Another advantage of ALE is that it provides data for 2D interactions
between variables. This is also implemented with the ALE()
constructor. When the d2 element of the x_cols
list argument is set to TRUE, ALE() generates
ALE data on all possible 2D interactions from the input dataset. To
change the default options (e.g., to calculate interactions for only
certain pairs of variables), see details in the help file for the
object: help(ALE).
The plot() method similarly creates 2D ALE plots from
the ALE object. The subset() method of
ALEPlots extracts a new ALEPlots object with
only the selected variables or interaction terms:
diamonds_2D_plots <- plot(ale_2D_gam_diamonds)
diamonds_2D_plots |>
  # Select all 2D interactions that involve 'carat'
  subset(list(d2_all = 'carat')) |> 
  print(ncol = 2)Because we are printing all plots together, some of them might appear
vertically distorted because each plot is forced to be of the same
height. For more fine-tuned presentation, we would need to refer to a
specific plot. The ale package supports the standard R
formula notation for specifying variables. For example, we can print the
interaction plot between carat and depth by referring to it thus:
get(diamonds_2D_plots, ~ carat:clarity).
This is not the best dataset to use to illustrate ALE interactions because there are none here. This is expressed in the graphs by the ALE y values all being grey, the middle range of data. In the plots, the darker squares indicate the relative percentage of actual data in each interaction intersection. So, there is very little actual data for 0.2 carats; there is much more higher carat ranges.

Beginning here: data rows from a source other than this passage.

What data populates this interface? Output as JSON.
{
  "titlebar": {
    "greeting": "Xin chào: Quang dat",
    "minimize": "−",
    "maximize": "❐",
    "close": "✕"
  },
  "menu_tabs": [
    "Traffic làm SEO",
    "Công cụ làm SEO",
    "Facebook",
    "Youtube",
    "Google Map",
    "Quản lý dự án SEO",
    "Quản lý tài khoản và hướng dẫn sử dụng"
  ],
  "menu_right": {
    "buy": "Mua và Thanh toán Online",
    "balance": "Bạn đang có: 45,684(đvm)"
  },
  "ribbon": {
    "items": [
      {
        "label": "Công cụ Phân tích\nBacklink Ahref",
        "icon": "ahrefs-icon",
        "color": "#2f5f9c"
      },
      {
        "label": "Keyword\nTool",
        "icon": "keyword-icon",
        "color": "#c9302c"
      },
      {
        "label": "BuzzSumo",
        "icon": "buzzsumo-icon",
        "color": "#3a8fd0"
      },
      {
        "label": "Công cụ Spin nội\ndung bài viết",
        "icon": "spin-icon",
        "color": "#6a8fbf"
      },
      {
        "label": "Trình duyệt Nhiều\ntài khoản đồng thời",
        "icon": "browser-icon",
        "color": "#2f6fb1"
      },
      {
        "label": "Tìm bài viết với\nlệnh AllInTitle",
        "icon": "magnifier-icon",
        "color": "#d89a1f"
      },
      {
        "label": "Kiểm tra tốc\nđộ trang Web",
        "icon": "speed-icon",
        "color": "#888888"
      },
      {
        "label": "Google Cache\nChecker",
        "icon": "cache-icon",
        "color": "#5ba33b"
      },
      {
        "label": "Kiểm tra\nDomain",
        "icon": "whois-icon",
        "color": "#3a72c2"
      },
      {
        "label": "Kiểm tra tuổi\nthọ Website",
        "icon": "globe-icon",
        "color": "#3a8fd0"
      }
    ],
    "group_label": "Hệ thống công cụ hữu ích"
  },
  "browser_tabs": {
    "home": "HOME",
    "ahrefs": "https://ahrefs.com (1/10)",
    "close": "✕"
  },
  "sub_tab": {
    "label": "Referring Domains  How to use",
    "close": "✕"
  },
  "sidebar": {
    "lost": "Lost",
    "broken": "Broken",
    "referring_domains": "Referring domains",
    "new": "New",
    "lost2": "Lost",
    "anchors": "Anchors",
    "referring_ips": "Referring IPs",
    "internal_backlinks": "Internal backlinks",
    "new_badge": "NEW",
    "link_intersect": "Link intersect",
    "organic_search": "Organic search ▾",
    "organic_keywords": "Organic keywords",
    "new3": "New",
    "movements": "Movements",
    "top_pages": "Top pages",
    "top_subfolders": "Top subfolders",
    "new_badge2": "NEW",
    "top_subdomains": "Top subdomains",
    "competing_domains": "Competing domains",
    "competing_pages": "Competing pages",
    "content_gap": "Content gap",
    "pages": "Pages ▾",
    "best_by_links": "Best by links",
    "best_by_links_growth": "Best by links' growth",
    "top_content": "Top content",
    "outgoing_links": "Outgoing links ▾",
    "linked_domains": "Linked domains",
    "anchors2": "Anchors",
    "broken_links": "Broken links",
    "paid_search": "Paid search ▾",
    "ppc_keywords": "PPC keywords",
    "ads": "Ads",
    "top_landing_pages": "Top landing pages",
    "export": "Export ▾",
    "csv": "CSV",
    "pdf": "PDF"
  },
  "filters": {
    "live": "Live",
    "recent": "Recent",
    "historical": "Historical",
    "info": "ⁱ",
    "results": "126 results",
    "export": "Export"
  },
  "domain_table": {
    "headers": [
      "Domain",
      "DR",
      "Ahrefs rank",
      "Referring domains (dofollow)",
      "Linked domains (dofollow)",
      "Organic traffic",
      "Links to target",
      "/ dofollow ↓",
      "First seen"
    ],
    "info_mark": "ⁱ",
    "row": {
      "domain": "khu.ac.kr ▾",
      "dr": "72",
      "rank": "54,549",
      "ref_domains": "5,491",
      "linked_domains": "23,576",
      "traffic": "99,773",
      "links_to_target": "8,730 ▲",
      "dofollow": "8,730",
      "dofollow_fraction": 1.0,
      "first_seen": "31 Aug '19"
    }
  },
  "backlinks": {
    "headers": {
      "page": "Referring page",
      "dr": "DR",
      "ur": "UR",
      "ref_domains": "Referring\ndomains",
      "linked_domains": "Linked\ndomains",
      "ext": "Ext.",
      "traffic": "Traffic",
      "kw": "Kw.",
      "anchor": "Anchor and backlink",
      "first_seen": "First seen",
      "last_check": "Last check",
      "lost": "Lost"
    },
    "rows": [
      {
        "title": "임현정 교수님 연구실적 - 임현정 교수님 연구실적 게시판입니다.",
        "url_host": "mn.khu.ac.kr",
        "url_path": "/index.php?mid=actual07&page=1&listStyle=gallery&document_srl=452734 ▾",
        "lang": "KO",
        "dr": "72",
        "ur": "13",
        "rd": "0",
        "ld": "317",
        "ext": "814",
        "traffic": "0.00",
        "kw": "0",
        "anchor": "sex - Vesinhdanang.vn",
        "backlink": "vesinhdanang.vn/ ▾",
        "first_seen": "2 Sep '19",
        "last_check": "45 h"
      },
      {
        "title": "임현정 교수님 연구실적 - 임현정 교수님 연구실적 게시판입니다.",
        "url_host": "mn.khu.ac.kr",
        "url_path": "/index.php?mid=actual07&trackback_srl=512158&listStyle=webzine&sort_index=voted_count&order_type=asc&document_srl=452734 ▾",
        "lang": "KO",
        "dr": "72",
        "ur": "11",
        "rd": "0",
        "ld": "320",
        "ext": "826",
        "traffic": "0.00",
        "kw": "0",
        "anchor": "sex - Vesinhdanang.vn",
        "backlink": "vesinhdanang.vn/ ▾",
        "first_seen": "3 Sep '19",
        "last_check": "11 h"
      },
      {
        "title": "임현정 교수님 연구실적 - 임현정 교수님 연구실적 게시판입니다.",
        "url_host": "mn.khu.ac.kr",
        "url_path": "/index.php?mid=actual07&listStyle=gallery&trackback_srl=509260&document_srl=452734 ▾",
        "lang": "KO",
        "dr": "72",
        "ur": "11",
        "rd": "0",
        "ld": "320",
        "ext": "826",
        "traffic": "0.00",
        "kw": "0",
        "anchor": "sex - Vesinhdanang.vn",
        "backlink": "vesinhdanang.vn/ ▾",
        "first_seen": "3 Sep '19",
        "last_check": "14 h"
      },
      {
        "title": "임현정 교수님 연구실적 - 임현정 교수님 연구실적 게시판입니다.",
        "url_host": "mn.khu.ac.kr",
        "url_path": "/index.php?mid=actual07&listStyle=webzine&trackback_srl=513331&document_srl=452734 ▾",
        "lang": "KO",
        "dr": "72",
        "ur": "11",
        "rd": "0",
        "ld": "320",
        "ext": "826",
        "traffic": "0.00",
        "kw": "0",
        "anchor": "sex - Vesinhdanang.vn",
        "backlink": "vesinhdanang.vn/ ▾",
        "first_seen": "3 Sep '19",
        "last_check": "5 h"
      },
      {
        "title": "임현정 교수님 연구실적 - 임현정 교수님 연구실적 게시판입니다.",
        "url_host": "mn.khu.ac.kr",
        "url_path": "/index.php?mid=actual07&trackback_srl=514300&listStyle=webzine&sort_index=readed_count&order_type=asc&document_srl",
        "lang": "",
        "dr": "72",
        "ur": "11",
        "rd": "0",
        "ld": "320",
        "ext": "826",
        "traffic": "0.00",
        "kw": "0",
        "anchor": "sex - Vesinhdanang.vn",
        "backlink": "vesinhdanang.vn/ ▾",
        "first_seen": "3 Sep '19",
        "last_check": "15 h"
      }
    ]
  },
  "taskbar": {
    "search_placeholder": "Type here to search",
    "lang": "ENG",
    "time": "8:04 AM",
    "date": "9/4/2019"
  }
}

Note that ALE interactions are very particular: an ALE interaction
means that two variables have a composite effect over and above their
separate independent effects. So, of course x_length and
y_width both have effects on the price, as the one-way ALE
plots show, but their interaction has no additional composite effect. To
see what ALE interaction plots look like in the presence of
interactions, see the ALEPlot
comparison vignette, which explains the interaction plots in more
detail.